5 months ago today I lost a chunk of my heart that will never heal or be replaced. I simply can’t believe that when I wake each morning that you will not be there.  I can still hear your laugh and see your smile and I’m terrified for the day when your voice fades from my memory. Grieving and healing are an odd pair.
For any sister (or brother) who has lost a sibIing I can only imagine that you feel the same as me…..when does it start feeling real?  I know she is gone but there are times when it simply feels unreal…too heavy, too incomprehensible, too  tragic for me.
There are so many exhausting tasks to be had after someone dies….things that in a million years I NEVER imagined myself doing.
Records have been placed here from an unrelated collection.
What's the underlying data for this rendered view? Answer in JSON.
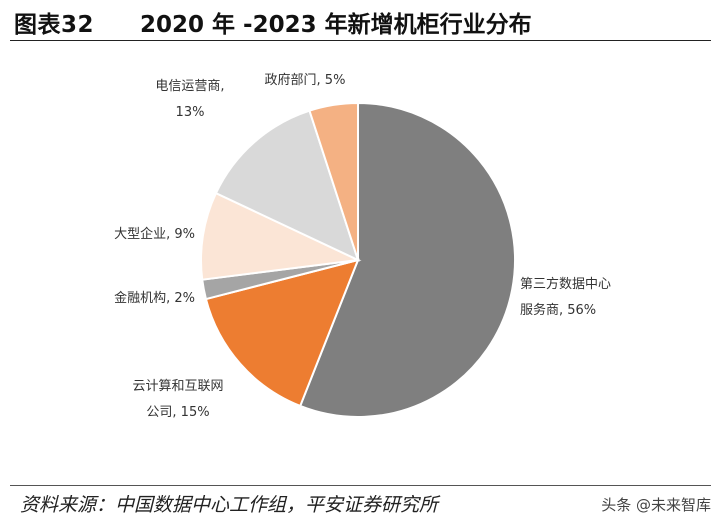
{
  "header": {
    "figure_label": "图表32",
    "title": "2020 年 -2023 年新增机柜行业分布"
  },
  "footer": {
    "source": "资料来源：中国数据中心工作组，平安证券研究所",
    "watermark": "头条 @未来智库"
  },
  "chart_data": {
    "type": "pie",
    "title": "2020 年 -2023 年新增机柜行业分布",
    "slices": [
      {
        "label": "第三方数据中心服务商",
        "display_lines": [
          "第三方数据中心",
          "服务商, 56%"
        ],
        "value": 56,
        "color": "#7f7f7f"
      },
      {
        "label": "云计算和互联网公司",
        "display_lines": [
          "云计算和互联网",
          "公司, 15%"
        ],
        "value": 15,
        "color": "#ed7d31"
      },
      {
        "label": "金融机构",
        "display_lines": [
          "金融机构, 2%"
        ],
        "value": 2,
        "color": "#a5a5a5"
      },
      {
        "label": "大型企业",
        "display_lines": [
          "大型企业, 9%"
        ],
        "value": 9,
        "color": "#fbe5d6"
      },
      {
        "label": "电信运营商",
        "display_lines": [
          "电信运营商,",
          "13%"
        ],
        "value": 13,
        "color": "#d9d9d9"
      },
      {
        "label": "政府部门",
        "display_lines": [
          "政府部门, 5%"
        ],
        "value": 5,
        "color": "#f4b183"
      }
    ]
  }
}
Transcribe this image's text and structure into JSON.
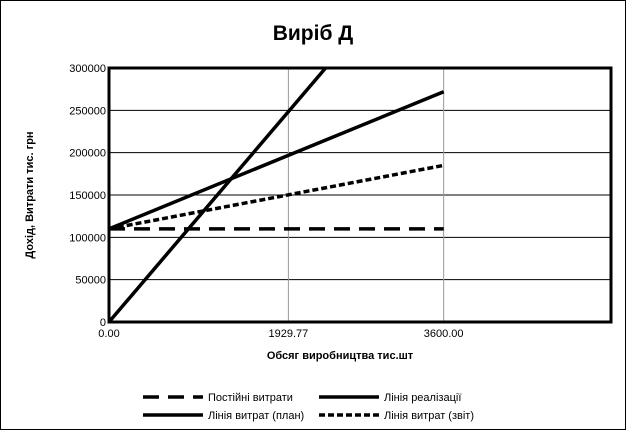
{
  "chart_data": {
    "type": "line",
    "title": "Виріб Д",
    "xlabel": "Обсяг виробництва тис.шт",
    "ylabel": "Дохід, Витрати тис. грн",
    "xlim": [
      0,
      5400
    ],
    "ylim": [
      0,
      300000
    ],
    "x_ticks": [
      0,
      1929.77,
      3600
    ],
    "x_tick_labels": [
      "0.00",
      "1929.77",
      "3600.00"
    ],
    "y_ticks": [
      0,
      50000,
      100000,
      150000,
      200000,
      250000,
      300000
    ],
    "y_tick_labels": [
      "0",
      "50000",
      "100000",
      "150000",
      "200000",
      "250000",
      "300000"
    ],
    "grid": true,
    "legend_position": "bottom",
    "series": [
      {
        "name": "Постійні витрати",
        "style": "dashed",
        "color": "#000000",
        "x": [
          0,
          3600
        ],
        "y": [
          110000,
          110000
        ]
      },
      {
        "name": "Лінія реалізації",
        "style": "solid",
        "color": "#000000",
        "x": [
          0,
          2330
        ],
        "y": [
          0,
          300000
        ]
      },
      {
        "name": "Лінія витрат (план)",
        "style": "solid",
        "color": "#000000",
        "x": [
          0,
          3600
        ],
        "y": [
          110000,
          272000
        ]
      },
      {
        "name": "Лінія витрат (звіт)",
        "style": "dotted",
        "color": "#000000",
        "x": [
          0,
          3600
        ],
        "y": [
          110000,
          185000
        ]
      }
    ]
  }
}
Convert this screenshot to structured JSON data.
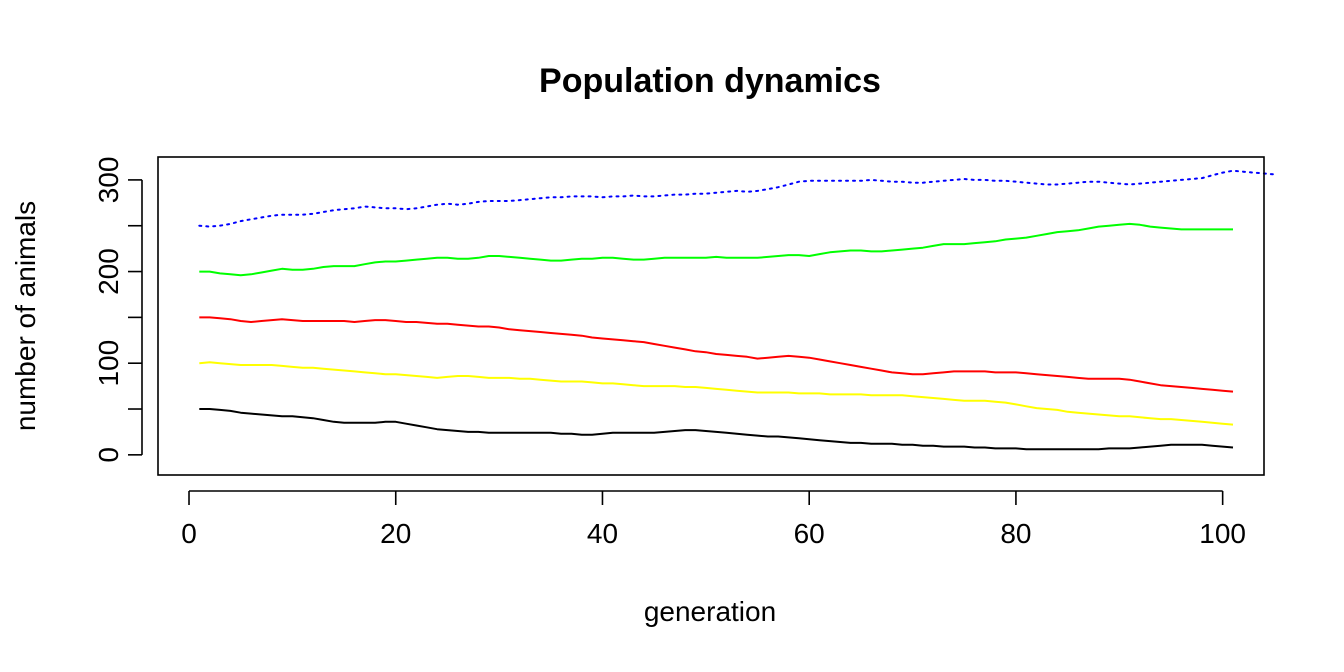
{
  "chart_data": {
    "type": "line",
    "title": "Population dynamics",
    "xlabel": "generation",
    "ylabel": "number of animals",
    "xlim": [
      -3,
      104
    ],
    "ylim": [
      -22,
      325
    ],
    "x_ticks": [
      0,
      20,
      40,
      60,
      80,
      100
    ],
    "y_ticks": [
      0,
      100,
      200,
      300
    ],
    "y_minor_ticks": [
      50,
      150,
      250
    ],
    "grid": false,
    "x_start": 1,
    "x_step": 1,
    "series": [
      {
        "name": "blue (dotted)",
        "color": "#0000ff",
        "style": "dotted",
        "values": [
          250,
          249,
          250,
          252,
          255,
          257,
          259,
          261,
          262,
          262,
          262,
          263,
          265,
          267,
          268,
          269,
          271,
          270,
          269,
          269,
          268,
          269,
          271,
          273,
          274,
          273,
          274,
          276,
          277,
          277,
          277,
          278,
          279,
          280,
          281,
          281,
          282,
          282,
          282,
          281,
          282,
          282,
          283,
          282,
          282,
          283,
          284,
          284,
          285,
          285,
          286,
          287,
          288,
          287,
          288,
          290,
          292,
          295,
          298,
          299,
          299,
          299,
          299,
          299,
          299,
          300,
          299,
          298,
          298,
          297,
          297,
          298,
          299,
          300,
          301,
          300,
          300,
          299,
          299,
          298,
          297,
          296,
          295,
          295,
          296,
          297,
          298,
          298,
          297,
          296,
          295,
          296,
          297,
          298,
          299,
          300,
          301,
          302,
          305,
          308,
          310,
          309,
          308,
          307,
          306
        ]
      },
      {
        "name": "green",
        "color": "#00ff00",
        "style": "solid",
        "values": [
          200,
          200,
          198,
          197,
          196,
          197,
          199,
          201,
          203,
          202,
          202,
          203,
          205,
          206,
          206,
          206,
          208,
          210,
          211,
          211,
          212,
          213,
          214,
          215,
          215,
          214,
          214,
          215,
          217,
          217,
          216,
          215,
          214,
          213,
          212,
          212,
          213,
          214,
          214,
          215,
          215,
          214,
          213,
          213,
          214,
          215,
          215,
          215,
          215,
          215,
          216,
          215,
          215,
          215,
          215,
          216,
          217,
          218,
          218,
          217,
          219,
          221,
          222,
          223,
          223,
          222,
          222,
          223,
          224,
          225,
          226,
          228,
          230,
          230,
          230,
          231,
          232,
          233,
          235,
          236,
          237,
          239,
          241,
          243,
          244,
          245,
          247,
          249,
          250,
          251,
          252,
          251,
          249,
          248,
          247,
          246,
          246,
          246,
          246,
          246,
          246
        ]
      },
      {
        "name": "red",
        "color": "#ff0000",
        "style": "solid",
        "values": [
          150,
          150,
          149,
          148,
          146,
          145,
          146,
          147,
          148,
          147,
          146,
          146,
          146,
          146,
          146,
          145,
          146,
          147,
          147,
          146,
          145,
          145,
          144,
          143,
          143,
          142,
          141,
          140,
          140,
          139,
          137,
          136,
          135,
          134,
          133,
          132,
          131,
          130,
          128,
          127,
          126,
          125,
          124,
          123,
          121,
          119,
          117,
          115,
          113,
          112,
          110,
          109,
          108,
          107,
          105,
          106,
          107,
          108,
          107,
          106,
          104,
          102,
          100,
          98,
          96,
          94,
          92,
          90,
          89,
          88,
          88,
          89,
          90,
          91,
          91,
          91,
          91,
          90,
          90,
          90,
          89,
          88,
          87,
          86,
          85,
          84,
          83,
          83,
          83,
          83,
          82,
          80,
          78,
          76,
          75,
          74,
          73,
          72,
          71,
          70,
          69
        ]
      },
      {
        "name": "yellow",
        "color": "#ffff00",
        "style": "solid",
        "values": [
          100,
          101,
          100,
          99,
          98,
          98,
          98,
          98,
          97,
          96,
          95,
          95,
          94,
          93,
          92,
          91,
          90,
          89,
          88,
          88,
          87,
          86,
          85,
          84,
          85,
          86,
          86,
          85,
          84,
          84,
          84,
          83,
          83,
          82,
          81,
          80,
          80,
          80,
          79,
          78,
          78,
          77,
          76,
          75,
          75,
          75,
          75,
          74,
          74,
          73,
          72,
          71,
          70,
          69,
          68,
          68,
          68,
          68,
          67,
          67,
          67,
          66,
          66,
          66,
          66,
          65,
          65,
          65,
          65,
          64,
          63,
          62,
          61,
          60,
          59,
          59,
          59,
          58,
          57,
          55,
          53,
          51,
          50,
          49,
          47,
          46,
          45,
          44,
          43,
          42,
          42,
          41,
          40,
          39,
          39,
          38,
          37,
          36,
          35,
          34,
          33
        ]
      },
      {
        "name": "black",
        "color": "#000000",
        "style": "solid",
        "values": [
          50,
          50,
          49,
          48,
          46,
          45,
          44,
          43,
          42,
          42,
          41,
          40,
          38,
          36,
          35,
          35,
          35,
          35,
          36,
          36,
          34,
          32,
          30,
          28,
          27,
          26,
          25,
          25,
          24,
          24,
          24,
          24,
          24,
          24,
          24,
          23,
          23,
          22,
          22,
          23,
          24,
          24,
          24,
          24,
          24,
          25,
          26,
          27,
          27,
          26,
          25,
          24,
          23,
          22,
          21,
          20,
          20,
          19,
          18,
          17,
          16,
          15,
          14,
          13,
          13,
          12,
          12,
          12,
          11,
          11,
          10,
          10,
          9,
          9,
          9,
          8,
          8,
          7,
          7,
          7,
          6,
          6,
          6,
          6,
          6,
          6,
          6,
          6,
          7,
          7,
          7,
          8,
          9,
          10,
          11,
          11,
          11,
          11,
          10,
          9,
          8
        ]
      }
    ]
  }
}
Receiving the autopsy report for Jessica was bone crushing painful but I did something yesterday that was just as painful if not more……I picked up Jessica’s death certificate. I held that in my hand and cried like a baby…Just like a birth certificate with its place of birth, time of birth, parents names…..the death certificate is eerily similar yet so different.
To see on a piece of paper that my sister's place of death was a “roadway” and that her cause of death was Multiple Body Trauma due to a Motor Vehicle Crash (passenger-belted)….wow the details. There was more that I will spare you the details of…but can you imagine as a sibling holding that piece of paper in your hands and trying to comprehend it and then trying to go about and live your life and raise your sister's children and go to your job and well, just simply function?

Saturday, January 1, 2011

Happy New Year!!!

The start of a brand new year is typically shared in with celebrations, hopes, dreams, resolutions and goals for the upcoming year ahead. Mine as you can well imagine, was brought in with an enormous mound of grief and sadness. I thought a lot about the years past and even some of the great memories of 2010. However, my mind quickly zoomed to August 22nd…..the day my world stopped turning.  I have this continual knot in my stomach and lump in my throat, and I wish, that I could turn back time…if only for a moment.
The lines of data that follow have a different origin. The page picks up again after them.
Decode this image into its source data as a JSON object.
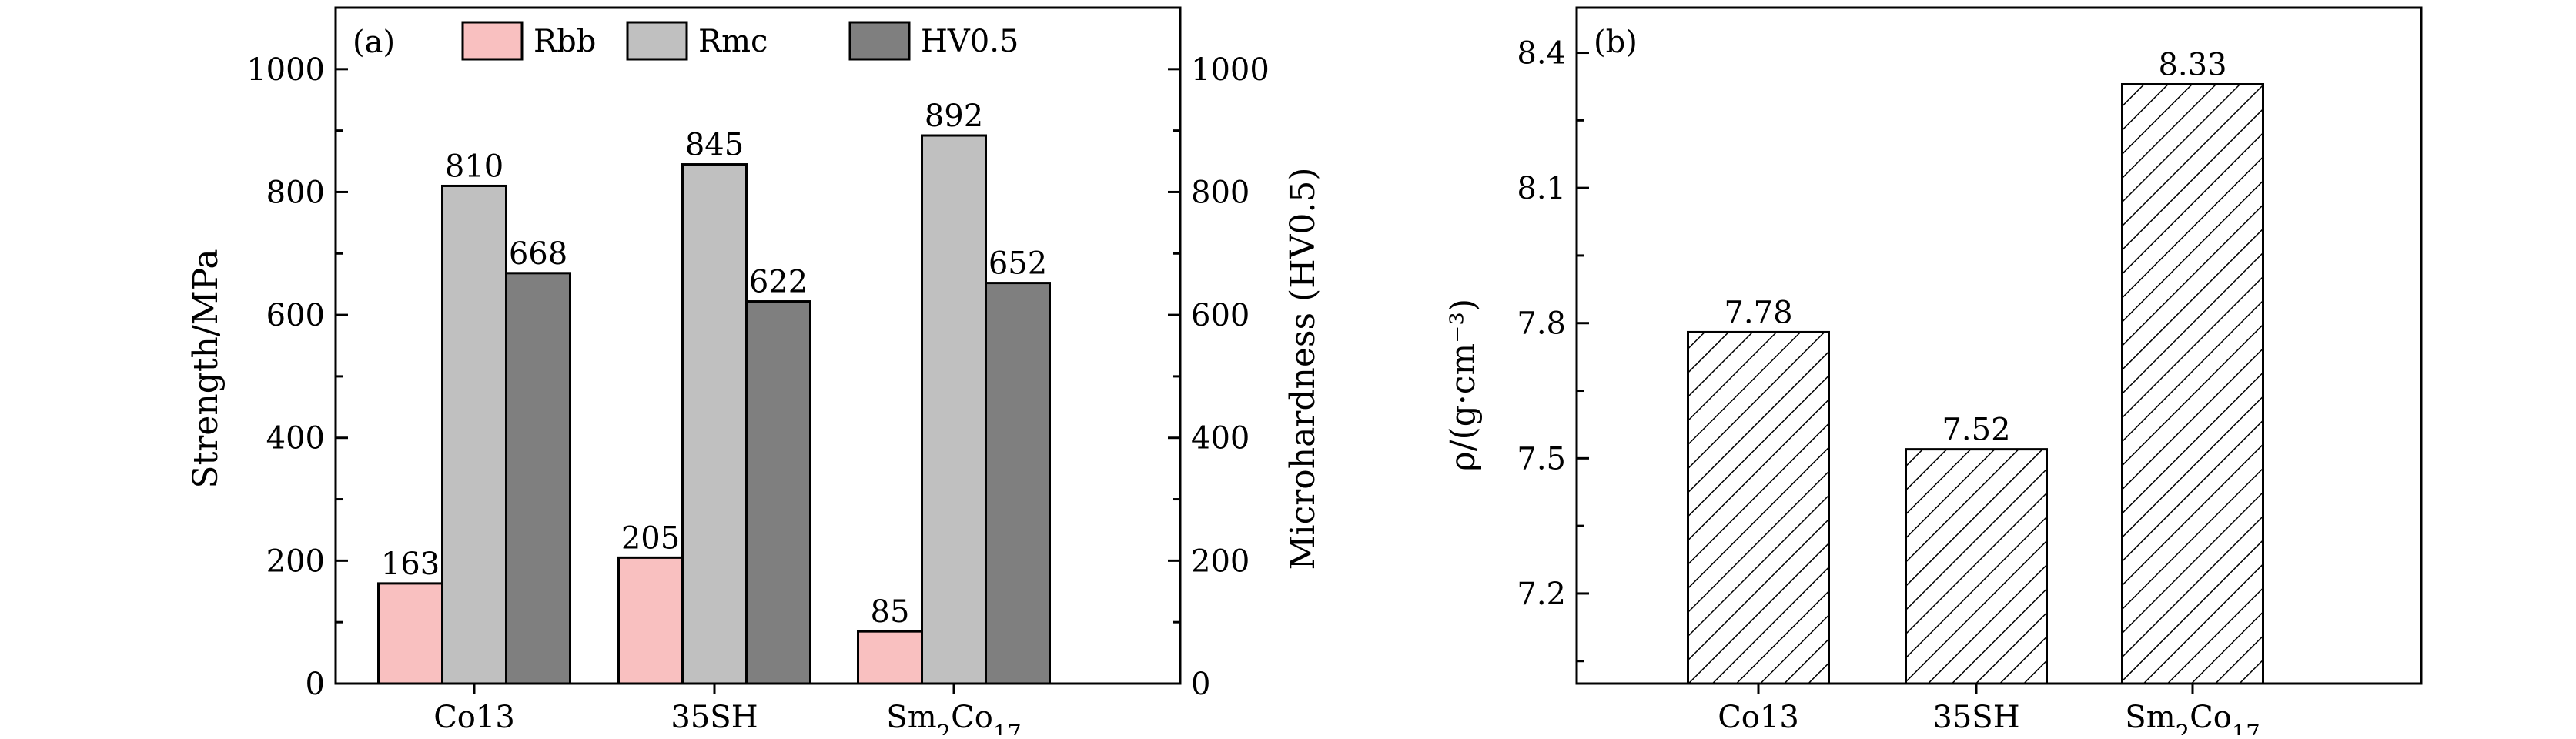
{
  "chart_data": [
    {
      "panel_label": "(a)",
      "type": "bar",
      "categories": [
        "Co13",
        "35SH",
        "Sm₂Co₁₇"
      ],
      "series": [
        {
          "name": "Rbb",
          "values": [
            163,
            205,
            85
          ],
          "color": "#f9c0c0",
          "axis": "left"
        },
        {
          "name": "Rmc",
          "values": [
            810,
            845,
            892
          ],
          "color": "#c0c0c0",
          "axis": "left"
        },
        {
          "name": "HV0.5",
          "values": [
            668,
            622,
            652
          ],
          "color": "#7f7f7f",
          "axis": "right"
        }
      ],
      "ylabel": "Strength/MPa",
      "y2label": "Microhardness (HV0.5)",
      "ylim": [
        0,
        1100
      ],
      "y2lim": [
        0,
        1100
      ],
      "yticks": [
        0,
        200,
        400,
        600,
        800,
        1000
      ],
      "y2ticks": [
        0,
        200,
        400,
        600,
        800,
        1000
      ],
      "legend_position": "top",
      "grid": false
    },
    {
      "panel_label": "(b)",
      "type": "bar",
      "categories": [
        "Co13",
        "35SH",
        "Sm₂Co₁₇"
      ],
      "values": [
        7.78,
        7.52,
        8.33
      ],
      "value_labels": [
        "7.78",
        "7.52",
        "8.33"
      ],
      "fill": "diagonal-hatch",
      "ylabel": "ρ/(g·cm⁻³)",
      "ylim": [
        7.0,
        8.5
      ],
      "yticks": [
        7.2,
        7.5,
        7.8,
        8.1,
        8.4
      ],
      "ytick_labels": [
        "7.2",
        "7.5",
        "7.8",
        "8.1",
        "8.4"
      ],
      "grid": false
    }
  ]
}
My heart is heavy tonight for everyone that is missing Jessica. I am angry that my sister's kids have lost their mother and angry that to our earthly minds, none of this makes sense. I am trying to find the good and the purpose in this loss.
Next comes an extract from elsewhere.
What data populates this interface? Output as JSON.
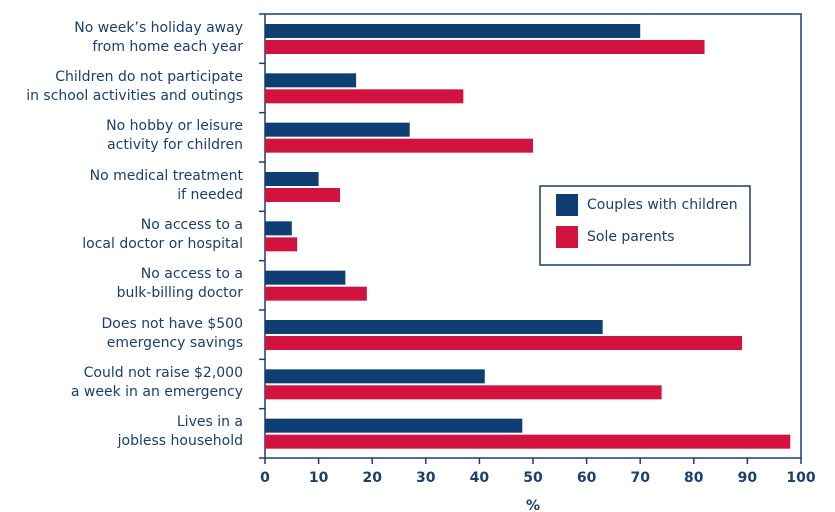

I thought a lot today about when people make new years resolutions and how silly they are because 9 times out of 10 you set unrealistic goals.  I have set ONE goal for my life and that is TO MAKE IT COUNT. We get one shot on this earth and as we have seen,  life is gone in moment and often times without warning. Make yours count! I want what I do every day to make a difference in either my own life, the lives of my future children or the lives of others. I’m going to make it count for my sister.